Penindasan media sosial
Menyusul keputusan serupa oleh Pinterest dan YouTube, Facebook mengumumkan pada bulan Maret bahwa mereka akan melakukannya membatasi jangkauannya konten anti-vaksinasi, berhenti menampilkan grup dan halaman anti-vaksinasi di hasil pencarian dan bilah rekomendasi, dan berhenti mengizinkan pengguna dan kelompok yang menyebarkan misinformasi vaksin untuk memasang iklan atau melakukan penggalangan dana.
Pada bulan September, Facebook diluncurkan peringatan munculan untuk pengguna yang mencari konten terkait vaksin.
Namun Facebook tidak melarangnya kelompok anti vaksin sendiri, mengutip kecanggungan dalam menjadi penentu kebenaran.
Grup Facebook adalah sarang misinformasi dan konten vaksin, kata Kolina Koltai, peneliti di Universitas Texas di Austin yang telah mempelajari perilaku media sosial dari gerakan anti-vaksinasi sejak tahun 2015.

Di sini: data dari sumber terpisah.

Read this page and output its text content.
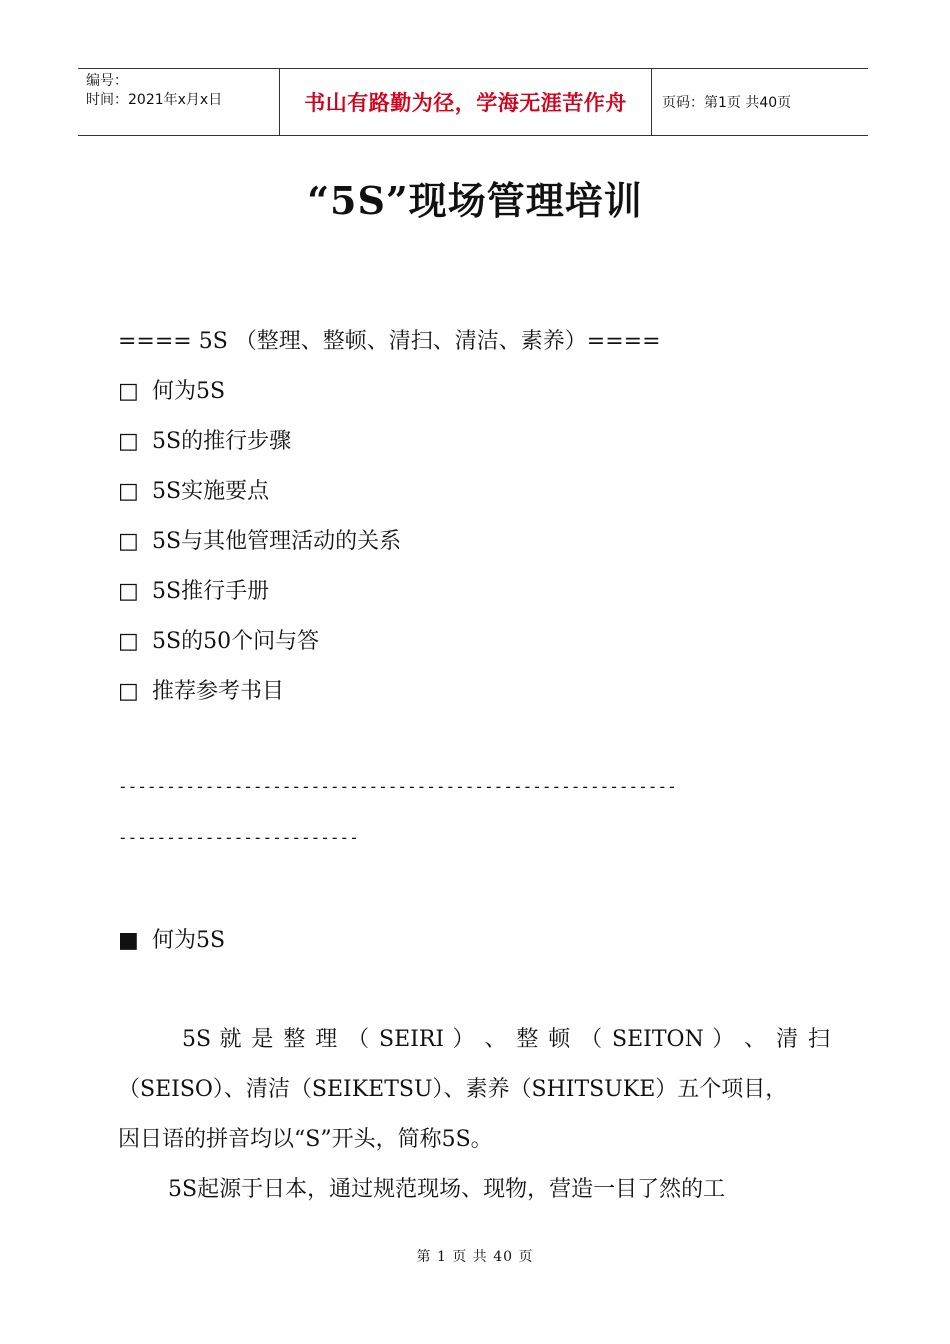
编号：
时间：2021年x月x日	书山有路勤为径，学海无涯苦作舟	页码：第1页 共40页
“5S”现场管理培训
==== 5S （整理、整顿、清扫、清洁、素养）====
□ 何为5S
□ 5S的推行步骤
□ 5S实施要点
□ 5S与其他管理活动的关系
□ 5S推行手册
□ 5S的50个问与答
□ 推荐参考书目
----------------------------------------------------------
-------------------------
■ 何为5S
5S 就 是 整 理 （ SEIRI ） 、 整 顿 （ SEITON ） 、 清 扫
（SEISO）、清洁（SEIKETSU）、素养（SHITSUKE）五个项目，
因日语的拼音均以“S”开头，简称5S。
5S起源于日本，通过规范现场、现物，营造一目了然的工
第 1 页 共 40 页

Koltai mengatakan dia pernah melihat postingan serupa di mana perempuan melaporkan anak-anak mereka menderita campak atau kanker dan menerima nasihat medis yang meragukan.
“Komunitas-komunitas ini telah menjadi tempat perlindungan atau sumber bagi orang tua dan perempuan untuk berhubungan dengan orang lain dan meminta bantuan,” kata Koltai.
Salah satu tujuan utama kelompok ini adalah sebagai penghubung utama pertukaran informasi. Dan ketika kelompok-kelompok ini merekomendasikan saran yang berpotensi tidak berdasar secara medis, hal ini dapat menimbulkan konsekuensi yang sangat negatif.
“Itulah yang kami peringatkan,” kata Koltai.